Когда горела броня. Наша совесть чиста! - Иван Кошкин
Шрифт:
Интервал:
Закладка:
Тихомиров кивнул, подтверждая правильность такого решения, и штаб перешел к обсуждению операции на следующий день. Помощи из корпуса или армии ждать не приходилось, дивизия могла рассчитывать только на собственные силы. Оказалось, что, пока полки окапывались, Чекменев со своими людьми уже ходил в поиск к Ребятево. Поскольку времени было в обрез, разведка провела захват языка с особой наглостью, среди бела дня напав на немецких саперов, проводивших рекогносцировку перед деревней. В короткой схватке бойцы захватили обер-лейтенанта и отошли к своим. Группа прикрытия потеряла в перестрелке с немцами пять человек, но полученные сведения помогли вскрыть оборону деревни. Верный себе, начштаба 328-й стрелковой предложил нанести одновременно два удара — сковывающий, силами двух батальонов 717-го полка на Валки, и основной, 732-м полком, на Ребятево. Правый фланг и развитие успеха главного удара должен был обеспечивать 715-й полк. Согласно показаниям пленного офицера, немцы учли опыт предыдущего сражения и выделили несколько усиленных групп истребителей танков, а также расположили значительную часть противотанковых орудий в глубине деревни. Обойти Ребятево, прикрытое с одной стороны болотом, а с другой — Валками, было невозможно. О стремительных танковых атаках с десантом на броне можно было забыть — танкистам и пехотинцам 732-го полка предстояло атаковать деревню в лоб. Бой предстоял тяжелый, и Шелепину оставалось надеяться только на то, что артиллерийская подготовка размягчит немецкую оборону, а пехота не отстанет от танков, не заляжет, а будет идти рядом, прикрывая от атак «охотников за танками».
* * *Шелепин вернулся в батальон, когда солнце уже садилось.

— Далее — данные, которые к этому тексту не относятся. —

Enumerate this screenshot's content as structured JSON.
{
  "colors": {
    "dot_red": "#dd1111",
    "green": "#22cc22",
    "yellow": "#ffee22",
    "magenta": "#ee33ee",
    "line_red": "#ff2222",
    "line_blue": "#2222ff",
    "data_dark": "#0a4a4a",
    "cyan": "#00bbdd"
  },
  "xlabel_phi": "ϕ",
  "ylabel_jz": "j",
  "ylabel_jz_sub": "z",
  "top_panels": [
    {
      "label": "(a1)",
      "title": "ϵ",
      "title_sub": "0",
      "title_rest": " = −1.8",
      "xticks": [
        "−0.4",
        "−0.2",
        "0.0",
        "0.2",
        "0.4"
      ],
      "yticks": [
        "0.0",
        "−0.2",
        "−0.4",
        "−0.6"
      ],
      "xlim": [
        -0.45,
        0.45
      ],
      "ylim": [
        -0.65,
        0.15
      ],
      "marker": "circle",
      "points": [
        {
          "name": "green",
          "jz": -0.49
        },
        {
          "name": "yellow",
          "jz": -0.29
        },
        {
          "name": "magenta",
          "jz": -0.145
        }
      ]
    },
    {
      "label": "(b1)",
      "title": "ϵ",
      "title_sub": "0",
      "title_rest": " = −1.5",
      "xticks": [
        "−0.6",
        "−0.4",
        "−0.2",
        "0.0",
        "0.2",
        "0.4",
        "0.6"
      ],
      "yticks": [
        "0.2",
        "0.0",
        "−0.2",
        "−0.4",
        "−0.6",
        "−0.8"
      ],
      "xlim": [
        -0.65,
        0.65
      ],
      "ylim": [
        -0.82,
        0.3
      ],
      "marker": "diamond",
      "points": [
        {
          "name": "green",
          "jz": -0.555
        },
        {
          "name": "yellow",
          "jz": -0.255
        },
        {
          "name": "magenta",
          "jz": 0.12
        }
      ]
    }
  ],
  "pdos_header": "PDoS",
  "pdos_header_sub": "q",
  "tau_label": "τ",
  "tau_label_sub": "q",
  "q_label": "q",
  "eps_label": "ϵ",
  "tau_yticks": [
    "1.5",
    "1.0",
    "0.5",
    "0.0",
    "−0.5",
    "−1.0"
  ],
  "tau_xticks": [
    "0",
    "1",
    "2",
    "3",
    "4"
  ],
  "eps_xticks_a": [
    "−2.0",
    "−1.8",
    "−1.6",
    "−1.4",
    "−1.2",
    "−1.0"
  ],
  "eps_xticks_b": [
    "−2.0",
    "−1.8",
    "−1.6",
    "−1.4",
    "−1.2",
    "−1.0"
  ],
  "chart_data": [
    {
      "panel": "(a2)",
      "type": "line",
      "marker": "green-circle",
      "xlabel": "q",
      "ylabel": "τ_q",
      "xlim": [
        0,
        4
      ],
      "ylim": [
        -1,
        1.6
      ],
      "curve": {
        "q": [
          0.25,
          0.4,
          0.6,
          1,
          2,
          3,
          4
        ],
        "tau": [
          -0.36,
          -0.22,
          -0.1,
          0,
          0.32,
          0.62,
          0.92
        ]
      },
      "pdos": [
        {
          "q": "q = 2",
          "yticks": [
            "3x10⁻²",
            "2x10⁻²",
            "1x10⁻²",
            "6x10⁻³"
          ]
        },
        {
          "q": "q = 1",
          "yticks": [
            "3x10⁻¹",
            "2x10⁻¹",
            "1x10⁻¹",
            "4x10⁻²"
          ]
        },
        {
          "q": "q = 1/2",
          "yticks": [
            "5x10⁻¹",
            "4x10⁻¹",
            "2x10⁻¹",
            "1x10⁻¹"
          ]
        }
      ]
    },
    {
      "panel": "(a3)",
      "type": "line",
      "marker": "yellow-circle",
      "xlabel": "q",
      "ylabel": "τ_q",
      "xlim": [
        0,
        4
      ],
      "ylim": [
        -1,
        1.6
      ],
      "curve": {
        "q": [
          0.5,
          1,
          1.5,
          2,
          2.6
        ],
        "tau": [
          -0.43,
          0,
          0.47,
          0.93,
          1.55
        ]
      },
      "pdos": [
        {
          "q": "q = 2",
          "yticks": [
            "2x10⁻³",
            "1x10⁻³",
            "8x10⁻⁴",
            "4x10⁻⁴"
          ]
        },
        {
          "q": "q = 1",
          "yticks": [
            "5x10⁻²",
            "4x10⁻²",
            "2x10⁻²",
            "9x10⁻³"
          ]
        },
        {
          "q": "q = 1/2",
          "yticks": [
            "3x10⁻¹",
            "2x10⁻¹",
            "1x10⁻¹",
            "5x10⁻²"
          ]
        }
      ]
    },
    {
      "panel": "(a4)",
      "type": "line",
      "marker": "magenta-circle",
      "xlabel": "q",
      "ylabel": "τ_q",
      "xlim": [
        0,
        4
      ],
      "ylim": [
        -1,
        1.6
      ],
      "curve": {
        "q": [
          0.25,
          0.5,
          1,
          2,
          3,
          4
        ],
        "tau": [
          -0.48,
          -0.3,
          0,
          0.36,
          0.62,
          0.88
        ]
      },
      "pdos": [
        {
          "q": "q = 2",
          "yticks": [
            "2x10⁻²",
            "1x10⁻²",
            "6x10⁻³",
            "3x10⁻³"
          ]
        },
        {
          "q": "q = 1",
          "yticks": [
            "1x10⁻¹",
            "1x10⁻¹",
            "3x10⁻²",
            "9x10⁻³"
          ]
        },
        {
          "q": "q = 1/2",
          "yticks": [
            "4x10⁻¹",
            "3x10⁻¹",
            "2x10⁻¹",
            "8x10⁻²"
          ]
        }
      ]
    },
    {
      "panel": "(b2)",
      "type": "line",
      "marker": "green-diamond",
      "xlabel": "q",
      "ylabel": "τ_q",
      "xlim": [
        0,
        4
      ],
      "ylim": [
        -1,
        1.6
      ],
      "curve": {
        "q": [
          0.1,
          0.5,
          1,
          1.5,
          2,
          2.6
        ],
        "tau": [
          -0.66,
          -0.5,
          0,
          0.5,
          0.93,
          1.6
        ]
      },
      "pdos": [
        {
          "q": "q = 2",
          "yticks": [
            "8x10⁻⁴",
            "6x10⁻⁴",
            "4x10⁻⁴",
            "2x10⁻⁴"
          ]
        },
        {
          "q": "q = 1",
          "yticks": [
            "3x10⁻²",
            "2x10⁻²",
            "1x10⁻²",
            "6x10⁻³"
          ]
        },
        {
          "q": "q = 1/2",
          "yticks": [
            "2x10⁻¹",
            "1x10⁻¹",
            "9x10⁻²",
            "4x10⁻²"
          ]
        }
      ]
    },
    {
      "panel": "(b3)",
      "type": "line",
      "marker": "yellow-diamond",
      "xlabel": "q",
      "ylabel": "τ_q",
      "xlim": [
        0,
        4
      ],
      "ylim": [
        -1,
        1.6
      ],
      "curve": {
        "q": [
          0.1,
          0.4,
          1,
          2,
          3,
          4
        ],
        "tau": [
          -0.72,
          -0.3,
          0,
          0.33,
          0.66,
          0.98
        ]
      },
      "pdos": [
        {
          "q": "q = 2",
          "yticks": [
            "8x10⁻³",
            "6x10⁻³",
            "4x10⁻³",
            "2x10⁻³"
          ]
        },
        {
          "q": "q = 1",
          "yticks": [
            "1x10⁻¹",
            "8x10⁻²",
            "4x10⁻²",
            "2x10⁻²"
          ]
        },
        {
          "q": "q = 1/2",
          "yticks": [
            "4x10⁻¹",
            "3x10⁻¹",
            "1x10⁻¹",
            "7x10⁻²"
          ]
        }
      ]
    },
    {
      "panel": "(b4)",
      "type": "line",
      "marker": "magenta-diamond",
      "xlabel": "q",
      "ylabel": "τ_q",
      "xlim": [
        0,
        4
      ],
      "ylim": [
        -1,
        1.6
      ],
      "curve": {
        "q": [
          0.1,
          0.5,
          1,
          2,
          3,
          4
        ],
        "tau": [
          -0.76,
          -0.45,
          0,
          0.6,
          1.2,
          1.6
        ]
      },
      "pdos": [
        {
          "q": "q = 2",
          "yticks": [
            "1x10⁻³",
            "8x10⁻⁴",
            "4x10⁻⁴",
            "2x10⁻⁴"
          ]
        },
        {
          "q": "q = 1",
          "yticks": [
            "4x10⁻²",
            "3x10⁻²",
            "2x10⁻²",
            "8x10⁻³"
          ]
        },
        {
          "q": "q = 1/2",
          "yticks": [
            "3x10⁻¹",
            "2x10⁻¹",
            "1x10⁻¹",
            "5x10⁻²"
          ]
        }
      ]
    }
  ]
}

Экипажи, пользуясь передышкой, спали без задних ног возле танков, даже часовые, расставленные Петровым, клевали носами, прислонившись к деревьям. Старший лейтенант, до последнего, похоже, боровшийся со сном, уснул на крыше моторного отделения своей «тридцатьчетверки», привалившись спиной к башне. Неподалеку грохотали ремонтники Рогова, меняя орудие на танке Кононова, но производимый ими шум, похоже, нисколько не мешал танкистам. Возле полевой кухни сидел, прислонившись к березе, Беляков и что-то писал, положив лист бумаги на полевую сумку. Шелепин отпустил адъютанта и сел рядом с комиссаром.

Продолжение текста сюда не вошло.